In malaria-endemic areas, fever is often assumed to stem from malaria. The objective of this study was to determine the microbiological causes of fever among HIV+ and HIV-Ugandans attending outpatient clinics.
Adult subjects attending rural outpatient clinics Nov 1 2006-April 11 2007 with axillary/oral temp ?37.5°C underwent clinical evaluation and screening for malaria with Binax NOW malaria rapid diagnostic test (RDT) and blood smear (BS) . Most subjects were HIV+, on Septrin prophylaxis and first-line ART. Sterile blood samples collected included 2 Septi-Chek and 1 Bactec Lytic blood culture bottle, serum and whole blood. Sensitivity testing was by BioMerieux ATB system and Kirby-Bauer disk diffusion for chloramphenicol. Sputum Ziehl-Nielsen staining was performed for subjects with respiratory findings. Viral etiologies were not assessed. Treatment was provided using a syndromic management algorithm designed for the study. Definitive therapy was provided for microbiologic diagnoses.

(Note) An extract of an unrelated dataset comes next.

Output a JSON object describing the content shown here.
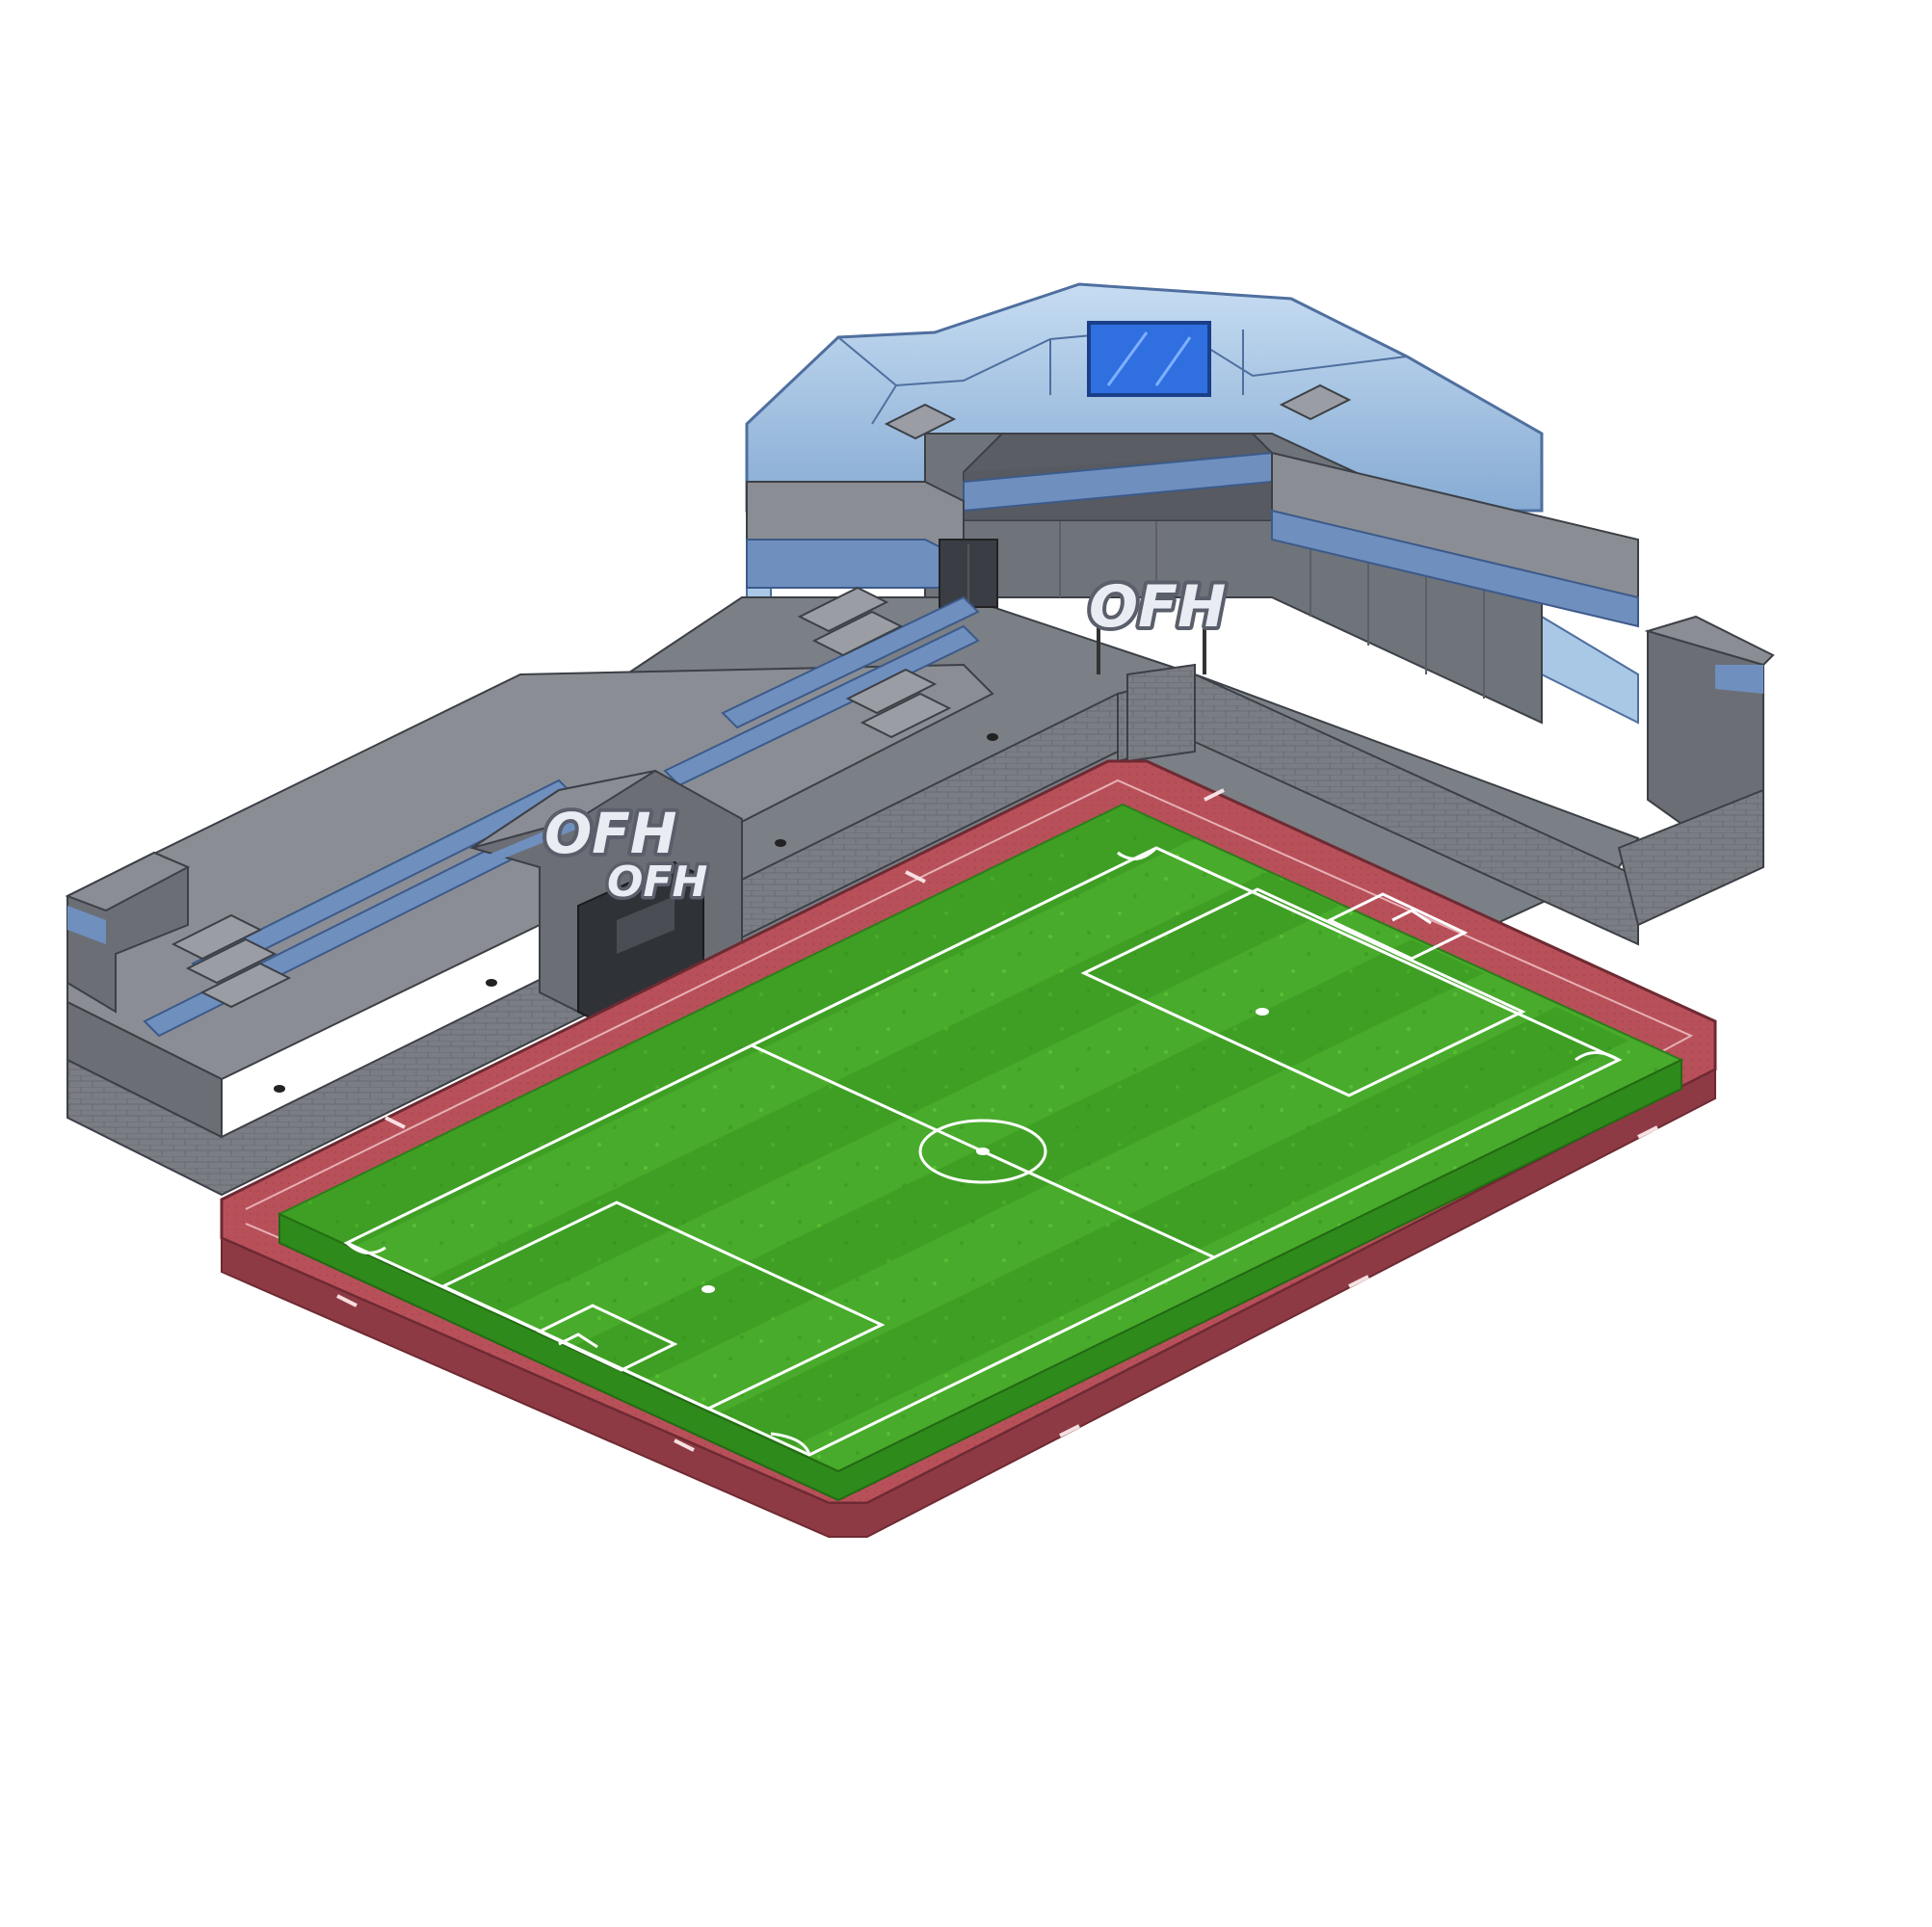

91 subjects had 101 blood samples collected at enrollment or follow-up visits. 82 (90%) subjects were HIV+; 9 (10%) were HIV-. There were 13/101 (13%) positive bacterial blood cultures; 6 (6%) were considered contaminants. Pathogens isolated included non-typhoidal Salmonella, Strep. pneum., and Staph.aureus. 1/61 (2%) mycobacterial blood cultures grew M. tuberculosis. 20/101 (20%) samples were malaria RDT+; 17/101 (17%) samples were BS+. 6/16 (38%) sputum samples were AFB+.
33/91 (36%) subjects had at least one cause of fever demonstrated. Most fevers were not due to malaria, and were unexplained. Implementation of malaria RDT at point-of-care resulted in decreased provision of antimalarials and increased provision of empiric therapy for alternate diagnoses.